Nenhuma curva da EN 222 é escusada, nenhum quilómetro é redundante. Talvez por isso nunca lhe tenham suprimido os quatro mil metros a mais que impedem a quilometragem de coincidir com o nome. Entre São João da Pesqueira e Foz Côa, a estrada afasta-se do Douro e desenrola-se num quase planalto entre os 600 e os 700 metros de altitude. A canícula que aflige o vale do Douro nos meses de Verão chega ali atenuada, e os vinhedos que preenchem os socalcos dão lugar a pomares e a manchas esparsas de pinheiros, sobreiros, azinheiras e zimbros. É um bom lugar para orquídeas nos meses de Primavera: a Orchis mascula e a Neotinea maculata chegam a ser abundantes, e com sorte avistamos também a Dactylorhiza sulphurea. Depois de Foz Côa a estrada desce e, ultrapassada a ponte sobre o Côa, reaproxima-se do Douro durante uns breves quilómetros. É não muito longe da ponte, num talude seco rigorosamente virado para sul, que mora, na prestigiosa companhia do feto-de-veludo, a ervilhaca que hoje ocupa o escaparate.

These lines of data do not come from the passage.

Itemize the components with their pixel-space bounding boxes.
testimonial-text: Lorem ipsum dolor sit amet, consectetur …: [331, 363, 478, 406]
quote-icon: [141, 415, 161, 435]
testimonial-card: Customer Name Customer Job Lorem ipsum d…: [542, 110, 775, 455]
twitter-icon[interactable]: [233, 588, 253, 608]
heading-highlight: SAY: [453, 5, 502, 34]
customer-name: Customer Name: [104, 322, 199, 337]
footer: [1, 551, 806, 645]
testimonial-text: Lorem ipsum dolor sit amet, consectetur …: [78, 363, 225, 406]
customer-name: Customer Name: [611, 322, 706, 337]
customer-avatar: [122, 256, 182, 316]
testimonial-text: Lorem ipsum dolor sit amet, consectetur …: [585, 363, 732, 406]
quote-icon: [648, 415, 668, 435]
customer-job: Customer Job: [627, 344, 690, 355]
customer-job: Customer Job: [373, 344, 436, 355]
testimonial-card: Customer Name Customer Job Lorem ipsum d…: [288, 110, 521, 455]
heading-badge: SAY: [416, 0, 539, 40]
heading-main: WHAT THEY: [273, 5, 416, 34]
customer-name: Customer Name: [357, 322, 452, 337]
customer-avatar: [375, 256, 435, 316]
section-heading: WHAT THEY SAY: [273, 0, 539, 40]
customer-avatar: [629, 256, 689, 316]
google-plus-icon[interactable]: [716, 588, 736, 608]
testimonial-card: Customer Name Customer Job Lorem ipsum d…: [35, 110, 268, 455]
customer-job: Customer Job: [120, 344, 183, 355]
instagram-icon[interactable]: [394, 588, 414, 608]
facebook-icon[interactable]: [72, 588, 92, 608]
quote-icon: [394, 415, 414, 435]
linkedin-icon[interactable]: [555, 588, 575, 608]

Vicia vicioides (Desf.) Cout.


Vicia, que nada tem a ver com "vício", era já o nome latino destas leguminosas de hábito trepador, em especial da ervilhaca-comum (Vicia sativa). O que há de estranho na Vicia vicioides é o nome informar-nos que se trata de uma Vicia parecida com uma Vicia — caso semelhante é o do Halimium halimifolium, em que ficamos a saber que uma certa planta tem folhas dela própria. Tais disparates não pretendem exprimir a verdade filosófica de que cada coisa é idêntica a si mesma, e de facto ninguém tem culpa deles. Resultam apenas de ajustes taxonómicos e da aplicação das regras da nomenclatura botânica: as plantas em causa começaram por chamar-se Ervum vicioides e Cistus halimifolius; e, quando foram transferidas para géneros mais apropriados, essas regras impuseram que se mantivessem os epítetos específicos.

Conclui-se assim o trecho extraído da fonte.